Sandler is arguably one of the smartest movie moguls in Hollywood. As a writer/star/producer, he knows exactly who his audience is and gives them exactly what they want and expect--for better or worse. In this case, it's slightly better than most. He is Zohan, a super-skilled, super-buff--and many times, super-naked--Israeli Mossad agent, who can stop the bad guys with one swift kick and woo the ladies with his amazing butt muscles. But he's tired of fighting and secretly wants to be a hair stylist, so he fakes his death and heads to New York under the alias "Scrappy Coco" to live out his dream. Of course, his past catches up with him, especially after he gets a job at a salon run by the beautiful Dalia (Emmanuelle Chriqui), who also happens to be Palestinian. No matter, he is soon a huge success with the older lady clientele for his, er, unique sensual hairstyling techniques, if you get my meaning. But Zohan's past eventually catches up to him, just as he realizes he can't make the "bang boom" with anyone else but Dalia.
Adam Sandler can just add Zohan to his repertoire. Actually, it's been awhile since we've seen Sandler play someone this over-the-top--and it's kind of refreshing. The actor obviously had to really work out to get the Zohan physique, and he puts himself out there, quite literally, in more ways than one. (Disco dancing while barbequing fish in the nude is gutsy!) Sandler also enlists the help of some of his cronies, particularly Rob Schneider, who plays a Palestinian cab driver, of all things. Nah, that shouldn't piss off anyone. Chriqui from HBO's Entourage is very cute and a worthy love interest, but it's really all the older ladies who get the true benefits of Zohan's mojo, including Lainie Kazan, playing the mother of one of Zohan's friends. And then there's John Turturro, who sheds all seriousness as a known terrorist and Zohan's nemesis, The Phantom. I guess after he did Transformers, Turturro figures he can keep up the silly antics.

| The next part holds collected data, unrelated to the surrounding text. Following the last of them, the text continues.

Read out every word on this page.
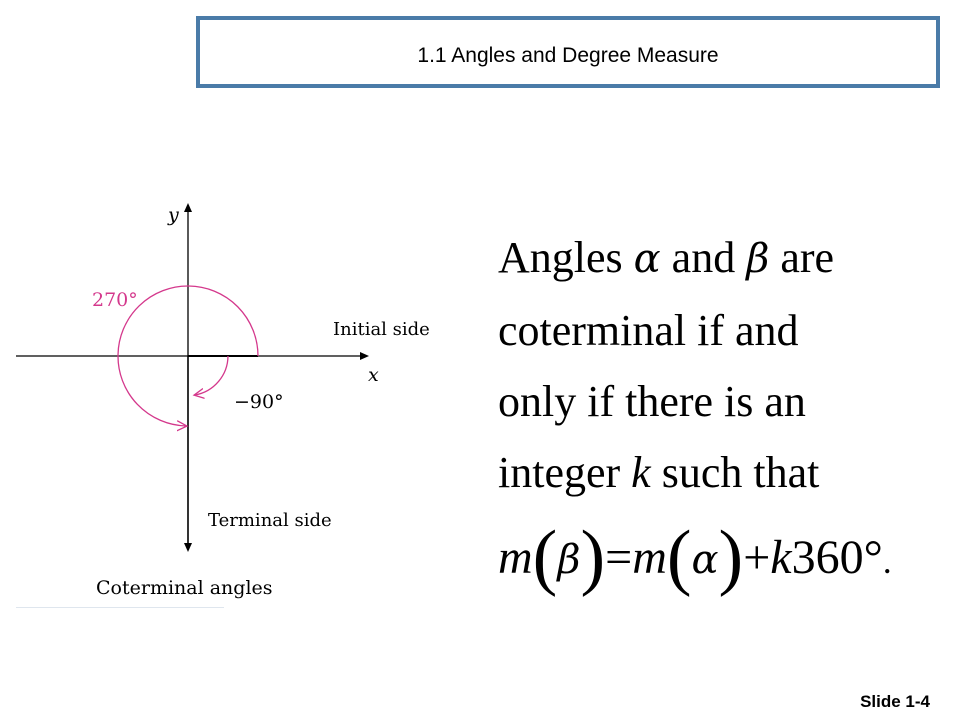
1.1 Angles and Degree Measure
y
x
270°
−90°
Initial side
Terminal side
Coterminal angles
Angles α and β are
coterminal if and
only if there is an
integer k such that
m(β)=m(α)+k360°.
Slide 1-4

Sandler also teams up once again with his old director pal, Dennis Dugan--the same guy who has guided Sandler in his hit comedies Big Daddy and Happy Gilmore. Obviously, it's a synergy that works, but Dugan usually doesn't have to do much more than point the camera. With Zohan , however, Dugan has to incorporate some special effects (Zohan flying through the air, for example) as well as some action stunts. It looks like they had more fun this time around. But, of course, with any Sandler movie, it's all about the comedy, so Sandler doesn't hedge any bets, collaborating with another old friend and SNL alum, Robert Smigel, along with the master of comedy these days, Judd Apatow. Zohan has many signature Sandler moments, and true-blue fans should be pleased. If you're not a fan, however, you might still enjoy some of it--even if you roll your eyes.
Hollywood.com rated this film 2 1/2 stars.